Пианист из кафе "Моцарт" еще не появился, как и завсегдатаи ланча. Газеты были на своих местах, разложенные на специально сконструированной стойке, пытаясь имитировать старую Вену. Вольфганг Амадей скептически взирал из позолоченной рамы своего портрета на двух посетителей в очках за столиком в задней части зала.
“Ненависть к себе, маскирующаяся под ‘Подойди, позволь мне обнять тебя, мистер’. У румын есть такая поговорка, столь же непереводимая, как и их душа —Куколка Пиа ţнезависимыйţ генерал обнимается на площади Независимости. Это цитата из нашего великого писателя Караджале, которую невозможно перевести, как и тот мир, полный очарования и экскрементов, который в равной степени теряется при переводе. Это не объятия Каина и Авеля, а купание в национальной грязевой ванне после ожесточенной драки, в том же грязном пруду, где перед новым нападением шлюха-лебедь, ученый-осел, министр-гиена и невинный ребенок заключены в пьяные объятия.
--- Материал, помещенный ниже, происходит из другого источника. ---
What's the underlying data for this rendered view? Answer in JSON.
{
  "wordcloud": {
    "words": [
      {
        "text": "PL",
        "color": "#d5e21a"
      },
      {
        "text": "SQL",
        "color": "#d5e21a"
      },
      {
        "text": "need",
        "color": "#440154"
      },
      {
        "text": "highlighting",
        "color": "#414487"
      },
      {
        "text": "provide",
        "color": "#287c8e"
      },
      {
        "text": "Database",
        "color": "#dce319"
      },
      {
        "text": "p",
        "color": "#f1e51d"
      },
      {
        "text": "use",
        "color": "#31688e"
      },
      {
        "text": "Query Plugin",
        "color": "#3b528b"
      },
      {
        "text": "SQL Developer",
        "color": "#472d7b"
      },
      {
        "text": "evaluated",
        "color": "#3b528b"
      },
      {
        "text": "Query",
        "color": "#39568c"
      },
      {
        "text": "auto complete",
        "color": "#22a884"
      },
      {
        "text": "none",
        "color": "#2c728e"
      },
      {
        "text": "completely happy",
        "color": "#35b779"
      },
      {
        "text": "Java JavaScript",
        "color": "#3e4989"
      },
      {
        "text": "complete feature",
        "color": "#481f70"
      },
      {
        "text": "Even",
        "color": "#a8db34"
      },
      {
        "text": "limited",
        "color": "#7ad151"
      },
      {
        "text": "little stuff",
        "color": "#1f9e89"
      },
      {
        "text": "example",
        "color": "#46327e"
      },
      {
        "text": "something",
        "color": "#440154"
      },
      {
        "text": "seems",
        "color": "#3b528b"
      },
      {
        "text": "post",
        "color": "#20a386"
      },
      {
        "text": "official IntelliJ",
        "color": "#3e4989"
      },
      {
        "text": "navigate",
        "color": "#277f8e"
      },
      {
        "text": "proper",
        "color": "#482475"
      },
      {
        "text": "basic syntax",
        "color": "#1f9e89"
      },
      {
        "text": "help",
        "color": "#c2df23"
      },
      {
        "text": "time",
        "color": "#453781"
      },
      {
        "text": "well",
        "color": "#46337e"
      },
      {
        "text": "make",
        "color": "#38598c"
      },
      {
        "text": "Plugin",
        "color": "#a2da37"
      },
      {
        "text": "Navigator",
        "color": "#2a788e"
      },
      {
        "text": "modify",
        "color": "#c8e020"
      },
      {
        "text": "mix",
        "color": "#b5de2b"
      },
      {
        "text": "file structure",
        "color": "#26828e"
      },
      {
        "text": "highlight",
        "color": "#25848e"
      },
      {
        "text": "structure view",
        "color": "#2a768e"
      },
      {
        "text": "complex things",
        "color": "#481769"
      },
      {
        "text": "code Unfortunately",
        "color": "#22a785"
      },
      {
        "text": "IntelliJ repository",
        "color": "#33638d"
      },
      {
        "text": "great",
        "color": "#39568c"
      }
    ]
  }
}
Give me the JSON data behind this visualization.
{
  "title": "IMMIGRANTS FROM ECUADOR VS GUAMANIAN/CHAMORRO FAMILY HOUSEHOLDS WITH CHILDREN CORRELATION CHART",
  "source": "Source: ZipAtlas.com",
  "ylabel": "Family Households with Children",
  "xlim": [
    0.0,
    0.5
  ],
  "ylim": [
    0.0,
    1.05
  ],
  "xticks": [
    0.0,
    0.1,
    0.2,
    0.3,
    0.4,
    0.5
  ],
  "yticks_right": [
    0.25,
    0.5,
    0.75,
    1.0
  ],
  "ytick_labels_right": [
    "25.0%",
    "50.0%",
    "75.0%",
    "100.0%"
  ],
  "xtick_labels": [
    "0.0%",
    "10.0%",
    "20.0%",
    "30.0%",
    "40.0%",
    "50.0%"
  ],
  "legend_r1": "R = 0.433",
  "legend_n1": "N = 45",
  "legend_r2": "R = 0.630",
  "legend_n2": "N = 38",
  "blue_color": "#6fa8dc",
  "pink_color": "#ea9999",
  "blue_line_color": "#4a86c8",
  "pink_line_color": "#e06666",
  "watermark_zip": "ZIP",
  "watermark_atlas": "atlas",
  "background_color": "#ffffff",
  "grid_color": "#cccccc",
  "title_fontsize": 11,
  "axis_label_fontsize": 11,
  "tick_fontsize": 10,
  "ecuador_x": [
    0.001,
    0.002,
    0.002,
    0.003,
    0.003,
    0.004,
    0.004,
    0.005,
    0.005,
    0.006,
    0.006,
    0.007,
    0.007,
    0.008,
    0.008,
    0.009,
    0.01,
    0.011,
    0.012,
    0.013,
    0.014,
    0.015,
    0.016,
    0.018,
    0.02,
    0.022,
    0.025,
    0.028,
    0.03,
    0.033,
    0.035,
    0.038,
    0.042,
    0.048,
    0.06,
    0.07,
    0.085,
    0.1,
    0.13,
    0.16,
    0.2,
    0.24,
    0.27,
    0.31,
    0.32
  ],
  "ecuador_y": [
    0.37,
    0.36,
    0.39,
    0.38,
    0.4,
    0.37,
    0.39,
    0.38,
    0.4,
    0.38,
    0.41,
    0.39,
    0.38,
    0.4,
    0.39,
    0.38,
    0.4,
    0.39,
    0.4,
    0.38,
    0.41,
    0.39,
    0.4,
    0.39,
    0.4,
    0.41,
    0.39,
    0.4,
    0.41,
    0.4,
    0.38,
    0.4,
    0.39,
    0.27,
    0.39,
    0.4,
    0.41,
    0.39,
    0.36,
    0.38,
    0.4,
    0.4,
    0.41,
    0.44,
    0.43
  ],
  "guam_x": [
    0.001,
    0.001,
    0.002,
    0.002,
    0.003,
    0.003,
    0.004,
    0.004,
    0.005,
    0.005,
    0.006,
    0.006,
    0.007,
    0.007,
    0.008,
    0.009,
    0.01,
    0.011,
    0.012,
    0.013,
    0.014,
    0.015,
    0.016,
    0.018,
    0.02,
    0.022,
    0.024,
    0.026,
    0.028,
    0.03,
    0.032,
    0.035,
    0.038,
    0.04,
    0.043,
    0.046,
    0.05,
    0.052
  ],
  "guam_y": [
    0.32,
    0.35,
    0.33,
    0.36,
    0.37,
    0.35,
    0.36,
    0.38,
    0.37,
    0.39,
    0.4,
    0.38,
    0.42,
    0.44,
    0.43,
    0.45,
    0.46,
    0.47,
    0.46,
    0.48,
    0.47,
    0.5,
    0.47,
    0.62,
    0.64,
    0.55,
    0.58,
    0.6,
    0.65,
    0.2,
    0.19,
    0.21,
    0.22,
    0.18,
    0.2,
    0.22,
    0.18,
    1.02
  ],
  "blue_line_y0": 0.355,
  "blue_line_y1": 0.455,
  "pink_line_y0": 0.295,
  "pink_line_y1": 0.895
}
Нет, поверьте мне, румынам не нужно было ждать Сартра, чтобы открыть, что ад - это другие люди. Ад может быть таким же сладким и мягким, как эта застойная трясина.”
Я остановился, измученный после этой длинной речи, чтобы привести в порядок свой синдром. “Вы слышали, как велика взаимная враждебность в наши дни между восточными и западными немцами? Чтобы описать такую желчную ненависть, вам нужен кто-то вроде Кéлайн или Чорана, а не я ”.
“О, перестань стонать. В конце концов, ты написал о клоунах и цирке. Тебе есть что рассказать. Бог послал тебе такую историю. Он не прошел мимо тебя ”.
“История слишком сложная, ее можно рассказать только в афоризмах”.
“Что ж, в эту поездку с тобой едет твой босс. Его хорошо примут как суперзвезду сверхдержавы. Могущественный Белый клоун, как ты говоришь. Что касается тебя … ты знаешь все уловки, у тебя все в голове. Чего еще ты мог пожелать?”
“Имперский Белый клоун из империалистической Америки? А рядом с ним Август-Дурак, изгнанник. На самом деле, Бог послал мне слишком много интересных историй, которые я мог бы рассказать, и я не смог воздать им должное”.
“Всемогущий не может сделать все”.
“Ты помнишь, что сказал Флобер? Если ты продолжаешь проповедовать добро слишком долго, ты в конечном итоге становишься идиотом. Флобер, идиот в семье, знал, о чем говорил. Могут ли проповеди изменить мир? Нет, я знаю это, какой бы я ни был идиот. Я проповедую не для того, чтобы изменить других, а для того, чтобы я мог остаться неизменным, однажды сказал раввин. И все же я изменился. Посмотри на меня, я изменился”.
Я взял небольшую паузу, просто чтобы перевести дух. В конце концов, я знал эту речь наизусть, я вынашивал ее долгое время. На самом деле мне не нужен был перерыв.
“Хулиган? Что такое хулиган? Лишенный корней, неприсоединившийся, неопределенный бродяга? Изгнанник? Или это то, что написано в Оксфордском словаре английского языка: ‘Название ирландской семьи на юго-востоке Лондона, известной своим хулиганством’? В румынском романе Мирчи Элиаде "Хулиганы" один из персонажей говорит, что "в жизни есть одно—единственное продуктивное начало - хулиганство", что означает бунт до смерти, "милиция и штурмовые батальоны, легионы и армии, связанные вместе ... единение в смерти, идеально и равномерно выстроенные полки в рамках коллективного мифа.’ Преодолел ли Элиаде свое разочарование в Румынии в изгнании после того, как он прославился как ученый? Это была месть периферии метрополии. А как насчет его друга-еврея Себастьяна? Евреи изолировали его как врага, его друзья-христиане, ставшие легионерами , считали его евреем и изгоем. Лишенный корней, изгнанник и диссидент, был ли это архетипичным еврейским хулиганом? А бездомный космополит, разговаривающий с вами сейчас, каким бы хулиганом он стал?”
Я достал из кармана письмо из Румынии, письмо без даты, похожее на давно гноящуюся рану. “Дезориентация, замешательство, печаль”, - писала моя подруга с родины. “Вы должны приходить сюда два раза в год и смиренно приветствовать интеллектуалов, предоставлять себе возможность сфотографироваться, участвовать в ток-шоу, часто бывать в тавернах, заменить карикатуру, которую они сделали из вас. Я хотел бы знать, что означает этот конечный результат: отношение ядовитой родины к вам ”.